Step 1: Project setup
Open a terminal and start Claude Code:
cd ~/dev
claude
Paste this prompt:
Set up my project:
1. Create ~/dev/data-science/p1
2. Download the project materials from https://learnbydirectingai.dev/materials/datascience/p1/materials.zip and extract them into that folder
3. Read CLAUDE.md — it's the project governance file
Claude will create the folder, download and extract the materials, and read through CLAUDE.md. That file describes the client, the deliverables, the tech stack, and the ticket list for the entire project. It is the project governance file — every ticket, every verification target, every file reference points back to it.
Once Claude confirms it has read CLAUDE.md, you are set up.
Step 2: Read the brief
Open materials/client-email.md. This is Wanjiku's email.
Wanjiku Muthoni runs a small veterinary clinic in Nairobi's Kilimani neighbourhood. She sees 25-30 pets a day by appointment, and people keep not showing up. Her receptionist Grace has been tracking every appointment for eighteen months — about 8,000 rows of data. Wanjiku has a staff meeting next month and wants real numbers: what is the actual no-show rate, are there patterns by day or visit type, and is it getting worse?
That is the entire brief. Four questions, one dataset, one deadline. Everything you compute in this project connects back to what Wanjiku needs to present to her team.
Step 3: Reply to Wanjiku
Below the email, you will see reply options. Pick the one that fits — something that confirms you have read the brief and will start with the data.
Wanjiku responds warmly. She is glad someone is looking at the numbers instead of guessing. She mentions that Grace put the spreadsheet together carefully, and that she is available by email if questions come up.
This is your first client interaction. The work starts from what the client needs, not from what the tools can do.
Step 4: The data dictionary
Open materials/data-dictionary.md. This is the column contract — it tells you exactly what each column means, what values are allowed, and how Grace records each field.
Eight columns:
| Column | What it means |
|---|---|
| date | When the appointment was scheduled (YYYY-MM-DD) |
| time_slot | Morning, Afternoon, or Evening |
| day_of_week | Monday through Saturday (clinic closed Sundays) |
| visit_type | Consultation, Vaccination, Dental, or Surgery |
| pet_species | Dog, Cat, or Rabbit |
| client_tenure | New or Returning |
| appointment_status | Show, No-show, or Cancelled |
| appointment_length | Standard (45 min) or Extended (90 min) |
Pay attention to appointment_status. Three categories: Show, No-show, and Cancelled. "No-show" means the client did not show up and gave no advance notice. "Cancelled" means they called ahead. That distinction matters later when you compute the no-show rate — cancellations are not no-shows.

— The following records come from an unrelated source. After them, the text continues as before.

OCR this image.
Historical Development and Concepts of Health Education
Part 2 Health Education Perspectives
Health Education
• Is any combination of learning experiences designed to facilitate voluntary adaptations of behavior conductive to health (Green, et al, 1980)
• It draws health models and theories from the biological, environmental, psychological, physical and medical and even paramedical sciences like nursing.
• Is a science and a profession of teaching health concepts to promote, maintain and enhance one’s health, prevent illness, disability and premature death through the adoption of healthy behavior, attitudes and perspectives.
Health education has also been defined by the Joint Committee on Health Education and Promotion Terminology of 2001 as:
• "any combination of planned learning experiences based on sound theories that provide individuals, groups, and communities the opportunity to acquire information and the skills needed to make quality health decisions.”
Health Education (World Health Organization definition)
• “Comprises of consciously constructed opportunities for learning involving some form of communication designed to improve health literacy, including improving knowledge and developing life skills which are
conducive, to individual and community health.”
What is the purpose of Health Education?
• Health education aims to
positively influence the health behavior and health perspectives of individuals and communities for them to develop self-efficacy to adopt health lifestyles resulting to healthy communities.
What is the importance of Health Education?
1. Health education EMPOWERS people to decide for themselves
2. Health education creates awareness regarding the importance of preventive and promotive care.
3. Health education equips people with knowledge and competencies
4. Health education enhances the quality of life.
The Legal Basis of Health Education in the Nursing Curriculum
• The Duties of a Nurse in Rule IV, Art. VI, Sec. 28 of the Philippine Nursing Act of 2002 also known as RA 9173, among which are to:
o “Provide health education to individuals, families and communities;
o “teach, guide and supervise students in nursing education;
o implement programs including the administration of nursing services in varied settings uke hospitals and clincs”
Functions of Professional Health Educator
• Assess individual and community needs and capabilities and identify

The data dictionary is a contract. Before you compute anything, you check that the actual data matches what the dictionary promises. Column names, data types, allowed values. If the data and the dictionary disagree, you stop and figure out why before moving forward.
Step 5: Load and check the data
Direct Claude to load the dataset and verify it against the data dictionary. Ask it to:
- Load materials/appointments.csv into a pandas DataFrame
- Show the shape (rows and columns)
- Show the first few rows with
df.head() - Show the dtypes
- Check that column names match the data dictionary
- Check that categorical columns contain only the allowed values
Each column in a dataset has a data type (dtype) that tells the computer how to store and interpret it -- int64 means whole numbers, object usually means text, datetime64 means dates. When a date column shows as object, it means the data was loaded as plain text instead of being recognized as a date. A categorical column contains a fixed set of possible values -- like payment method (cash, card, mobile) or region (north, south, east, west). In this dataset, columns like visit_type and day_of_week are categorical.
Compare what Claude shows you against the data dictionary. Do the column names match exactly? Do the dtypes make sense — dates as dates, categories as strings? Are the allowed values what Grace documented?
This is the first analytical act: checking reality against documentation. It is not a formality. If the column names do not match, every downstream reference breaks. If a category has an unexpected value, every count and percentage is wrong. The data dictionary is only useful if someone checks it.
✓ Check: The dataset should have approximately 8,000 rows and 8 columns. Column names and dtypes match the data dictionary.